God's call to His people in Babylon is, "Come out of her, My people! Do not take part in her sins!" (Revelation 18:4) No one can be a whole-hearted follower of the Lord Jesus who is, in any way, "yoked" to His enemies!

"Do not be yoked together with unbelievers." This applies first to our religious connections. How many Christians are members of so-called "churches," wheremuch is going on which they know is at direct variance with the Word of God--either the teaching from the pulpit, the worldly attractions used to draw the ungodly, and the worldly methods employed to finance it, or the constant receiving into its membership of those who give no evidence of having been born again. *Believers in Christ who remain in such "churches" are dishonoring their Lord. Should they answer: "Practically all the churches are the same, and were we to resign, what would we do? We must go somewhere on Sundays!" Such language would show they are putting their own interests, before the glory of Christ. It is better to stay at home and read God's Word--than fellowship with that which His Word condemns!*


----------------------------------------------------------------------------------------------------------------------------------------------------------------------

I wish us to pay especial attention to the words I've bolded.

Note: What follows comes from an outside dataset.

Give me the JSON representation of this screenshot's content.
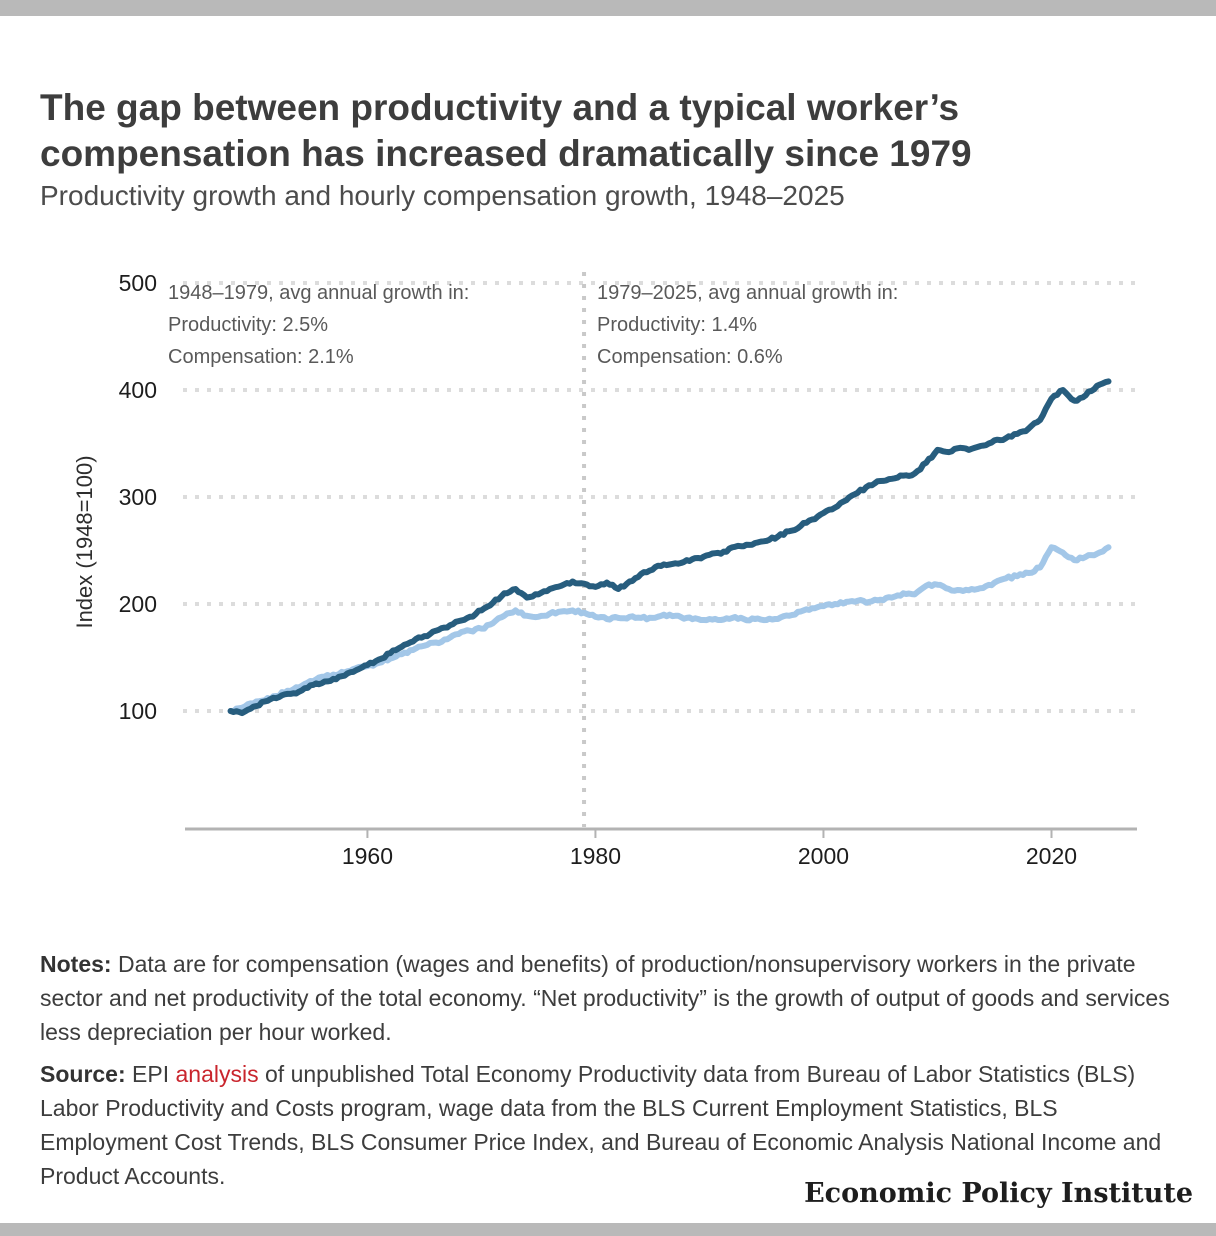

What is your opinion on Pink's thinking here? Is it right for us to determine whether a church (so called) is truly a church? Since the Christians, who attend the gathering/meeting place, constitute the church themselves, isn't it, then, just as wrong to condemn a church as non-church as it is to condemn an individual Christian as unbeliever?


----------



## JoannaV (Jul 27, 2011)

Slightly tangential, but relevant: a good church may be right around the corner, it just may take a while (years) for God to lead you there.
We should always desire to fellowship with believers, and should be searching after that.


----------



## JoannaV (Jul 27, 2011)

Consider Lot, who was always wishing to live in certain places for worldly reasons. When we are able to choose the place in which we live, our first priority should be spiritual.


----------



## BertMulder (Jul 27, 2011)

Sadly, Pink forgot that that admonition was to Israel, the church in that day. That admonition was not to individual believers. God's command that we have to recon with, is 'not to forsake the assembling of ourselves together'.


----------



## nicnap (Jul 27, 2011)

Pink, in essence, excommunicated himself. He took one passage, and did not consider what the rest of Scripture says. (Parable of wheat and tares, etc.) I like some of Pink's stuff, but I wish he would have regarded the church of Christ in higher esteem (some might think he thought too highly of himself in this regard).


----------



## NB3K (Aug 9, 2011)

How does confining one to their home on Sunday's do anything to propagate the truth???

That would be like putting a lid over your candle stick. The light will not penetrate through the cave of one's comfort zone.


----------



## NB3K (Aug 9, 2011)

Also consider the audience Paul was speaking to. And Pink used that text to instruct his followers to abandon the public place of worship?


----------